Certes, dans cet arrêt du 18 mai 2021 Manzano Diaz c/ Belgique, l’une des Chambres composant la Cour européenne des droits de l'homme au sein de laquelle siégeait notamment un juge russe, a considéré que cette procédure ne serait pas contraire à certains aspects de la Convention européenne des droits de l’homme.

Il s’agit d’un arrêt dissident car il s’est abstenu explicitement de se prononcer sur la compatibilité de cette procédure officieuse au sein de la Cour de cassation avec les garanties du procès équitable de l’article 6 de la Convention, au motif qu’il s’agissait en l’occurrence d’une affaire de privation de liberté, de sorte que cette Chambre de la Cour européenne des droits de l'homme a estimé pouvoir faire l’impasse sur l’article 6 en appliquant uniquement les critères de l’article 5 de la Convention en faisant valoir que « la procédure au titre de l’article 5 § 4 ne doit pas toujours s’accompagner de garanties identiques à celles que l’article 6 prescrit pour les procès civils ou pénaux. »

Cet arrêt Manzano Diaz c/ Belgique n’est donc ni significatif ni n’a vidé le débat de l’incompatibilité avec l’article 6 de la Convention de cet entre-soi non légalement prévu de l’avocat général avec le juge à la Cour de cassation au sujet du projet d’arrêt, avant l’audience et à l’insu des justiciables concernés et de leurs avocats. 

Affaire à suivre donc, puisque d’autres justiciables pourront utilement saisir la Cour européenne des droits de l'homme d’un recours fondé cette fois sur l’article 6 de la Convention et ne concernant pas une privation de liberté, afin d’amener celle-ci à réanalyser la pratique susmentionnée à la lumière des conditions et exigences de cette disposition.
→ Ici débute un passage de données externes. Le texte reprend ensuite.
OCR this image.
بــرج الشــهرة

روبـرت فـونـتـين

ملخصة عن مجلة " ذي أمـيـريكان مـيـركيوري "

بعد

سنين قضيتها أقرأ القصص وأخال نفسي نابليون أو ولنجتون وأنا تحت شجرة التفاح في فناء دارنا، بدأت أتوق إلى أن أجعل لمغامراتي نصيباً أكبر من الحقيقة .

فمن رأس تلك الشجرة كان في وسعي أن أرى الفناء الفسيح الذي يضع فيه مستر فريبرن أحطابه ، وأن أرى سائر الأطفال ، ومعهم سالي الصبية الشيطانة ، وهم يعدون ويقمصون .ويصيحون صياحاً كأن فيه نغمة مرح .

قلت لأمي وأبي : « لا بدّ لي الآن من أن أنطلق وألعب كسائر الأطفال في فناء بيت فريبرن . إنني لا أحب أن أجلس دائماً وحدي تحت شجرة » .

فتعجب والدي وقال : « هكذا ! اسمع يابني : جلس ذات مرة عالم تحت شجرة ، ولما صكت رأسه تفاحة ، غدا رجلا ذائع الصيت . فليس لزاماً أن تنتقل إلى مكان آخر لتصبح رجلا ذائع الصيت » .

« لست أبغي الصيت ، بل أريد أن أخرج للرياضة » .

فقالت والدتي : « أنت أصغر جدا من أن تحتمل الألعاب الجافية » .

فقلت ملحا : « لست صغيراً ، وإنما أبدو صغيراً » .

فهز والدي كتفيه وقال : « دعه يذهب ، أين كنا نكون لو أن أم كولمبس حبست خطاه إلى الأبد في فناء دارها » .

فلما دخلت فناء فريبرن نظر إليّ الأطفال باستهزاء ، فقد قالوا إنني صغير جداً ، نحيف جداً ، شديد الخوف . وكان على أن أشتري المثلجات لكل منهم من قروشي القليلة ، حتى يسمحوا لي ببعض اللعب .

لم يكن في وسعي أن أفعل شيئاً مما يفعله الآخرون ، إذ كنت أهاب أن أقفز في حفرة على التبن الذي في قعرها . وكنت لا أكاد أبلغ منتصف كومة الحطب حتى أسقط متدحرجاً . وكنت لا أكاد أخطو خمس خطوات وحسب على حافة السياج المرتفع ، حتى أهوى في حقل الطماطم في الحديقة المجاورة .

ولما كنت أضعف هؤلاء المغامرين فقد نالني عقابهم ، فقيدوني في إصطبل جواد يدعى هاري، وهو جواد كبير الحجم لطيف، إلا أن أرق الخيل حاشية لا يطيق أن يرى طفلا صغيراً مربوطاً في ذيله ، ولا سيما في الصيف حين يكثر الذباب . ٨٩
Nul doute que la Cour européenne des droits de l'homme réaffirmera la jurisprudence précitée de sa Grande Chambre tout en rappelant sa formule emplie de bon sens « Justice must not only be done, but also seen to be done. » En effet, on aura beau vouloir persuader les justiciables que cet entre-soi mené à leur insu, de l’avocat général avec le juge à la Cour de cassation au sujet du projet d’arrêt avant l’audience, serait inoffensif, il n’empêche que les citoyens continueront à penser que le déroulement de la procédure en cassation n’est pas équitable et loyal dès lors qu’un intervenant dépendant du pouvoir exécutif est ainsi directement associé « au processus d’élaboration de la décision finale » pour paraphraser l’arrêt Manzano Diaz (voy. son § 46).